If they stick around a bit longer, they could realize the benefits that come with relying on artificial intelligence to monitor their systems and ensure no nefarious activity breaks through the security to compromise the business and its customers, even for a second.
But it’s hardly an overnight transformation. In fact, our research shows that almost half of the merchants on acquirers’ platforms are unprofitable, so there’s a bit of a delicate balance when it comes to convincing a CEO to stick it out when the results take longer to show up than they might want.
Fraudulent activity and low transaction volumes also prevent 12% and 9.3% of the merchants on acquirer’s platforms from being profitable, respectively, according to the report.
“AI In Focus: Gaining Ground On Merchant Monitoring” explores why AI is so important to the merchant-monitoring strategies at most acquiring banks. PYMNTS surveyed 104 executives at acquiring banks throughout the U.S. to learn how they use AI to monitor their merchant accounts and what benefits the technology has delivered to their businesses.
Read more: How 104 Acquiring Banks Are Using AI to Beat Fraud, Boot Unprofitable Merchant Accounts
The report aims to provide actionable insights into how acquirers can leverage AI to improve their bottom lines and provide a holistic set of value-add services to their merchant customers.
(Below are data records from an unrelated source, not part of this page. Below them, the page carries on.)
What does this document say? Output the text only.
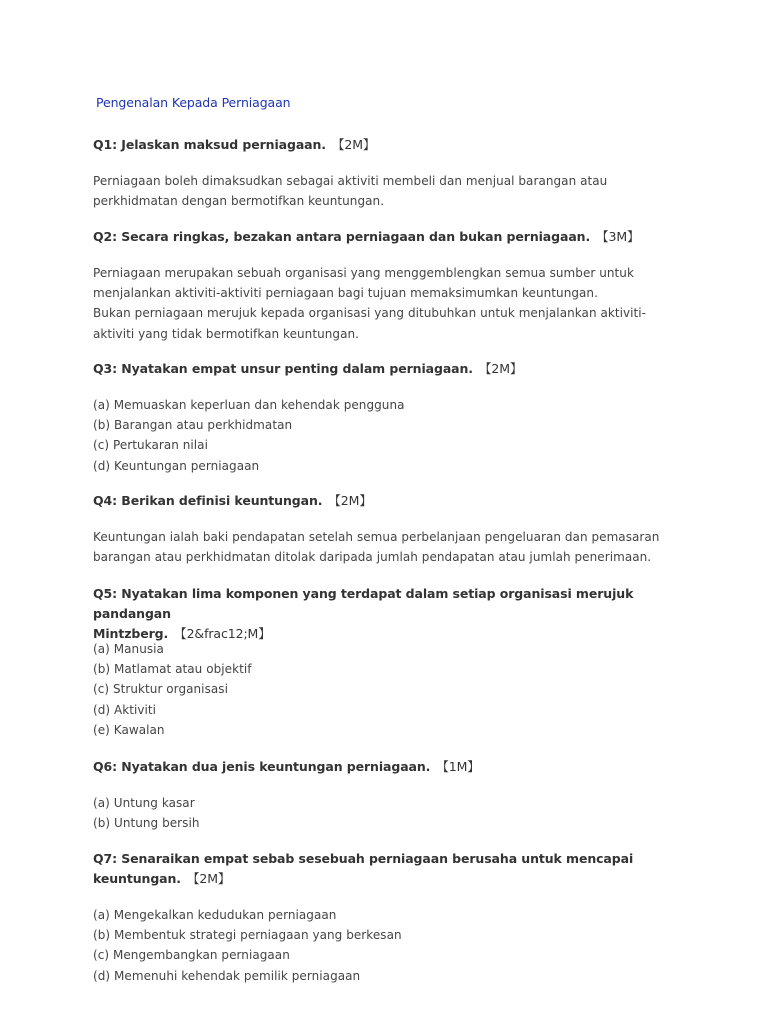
Pengenalan Kepada Perniagaan
Q1: Jelaskan maksud perniagaan. 【2M】
Perniagaan boleh dimaksudkan sebagai aktiviti membeli dan menjual barangan atau
perkhidmatan dengan bermotifkan keuntungan.
Q2: Secara ringkas, bezakan antara perniagaan dan bukan perniagaan. 【3M】
Perniagaan merupakan sebuah organisasi yang menggemblengkan semua sumber untuk
menjalankan aktiviti-aktiviti perniagaan bagi tujuan memaksimumkan keuntungan.
Bukan perniagaan merujuk kepada organisasi yang ditubuhkan untuk menjalankan aktiviti-
aktiviti yang tidak bermotifkan keuntungan.
Q3: Nyatakan empat unsur penting dalam perniagaan. 【2M】
(a) Memuaskan keperluan dan kehendak pengguna
(b) Barangan atau perkhidmatan
(c) Pertukaran nilai
(d) Keuntungan perniagaan
Q4: Berikan definisi keuntungan. 【2M】
Keuntungan ialah baki pendapatan setelah semua perbelanjaan pengeluaran dan pemasaran
barangan atau perkhidmatan ditolak daripada jumlah pendapatan atau jumlah penerimaan.
Q5: Nyatakan lima komponen yang terdapat dalam setiap organisasi merujuk pandangan
Mintzberg. 【2&frac12;M】
(a) Manusia
(b) Matlamat atau objektif
(c) Struktur organisasi
(d) Aktiviti
(e) Kawalan
Q6: Nyatakan dua jenis keuntungan perniagaan. 【1M】
(a) Untung kasar
(b) Untung bersih
Q7: Senaraikan empat sebab sesebuah perniagaan berusaha untuk mencapai
keuntungan. 【2M】
(a) Mengekalkan kedudukan perniagaan
(b) Membentuk strategi perniagaan yang berkesan
(c) Mengembangkan perniagaan
(d) Memenuhi kehendak pemilik perniagaan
And, while merchant monitoring using AI is hardly a new phenomenon, it’s something that still has plenty of potential in 2022 and beyond. In fact, almost one out of three acquirers (31%) plan to invest in AI systems to monitor merchants in the next three years, our research shows.
As is the case with fraud detection, acquirers that do not plan on investing say they already use AI to monitor merchants, so they’re ahead of those who are just now learning what they probably should have been doing for years now. Nearly all U.S. acquiring banks intend to expand their AI capabilities in the future.
Our research also shows that 45% of acquirers generating less than $100 million in annual revenue plan on investing in AI to enhance their merchant monitoring in the next three years.
Acquirers generating more than $100 million in annual revenue are far less likely to expand their AI capabilities in that time because they already utilize the technology, as only 15% of acquirers with more than $100 million in annual revenue will enhance their AI capabilities in the next three years, and 85% already use AI for this purpose.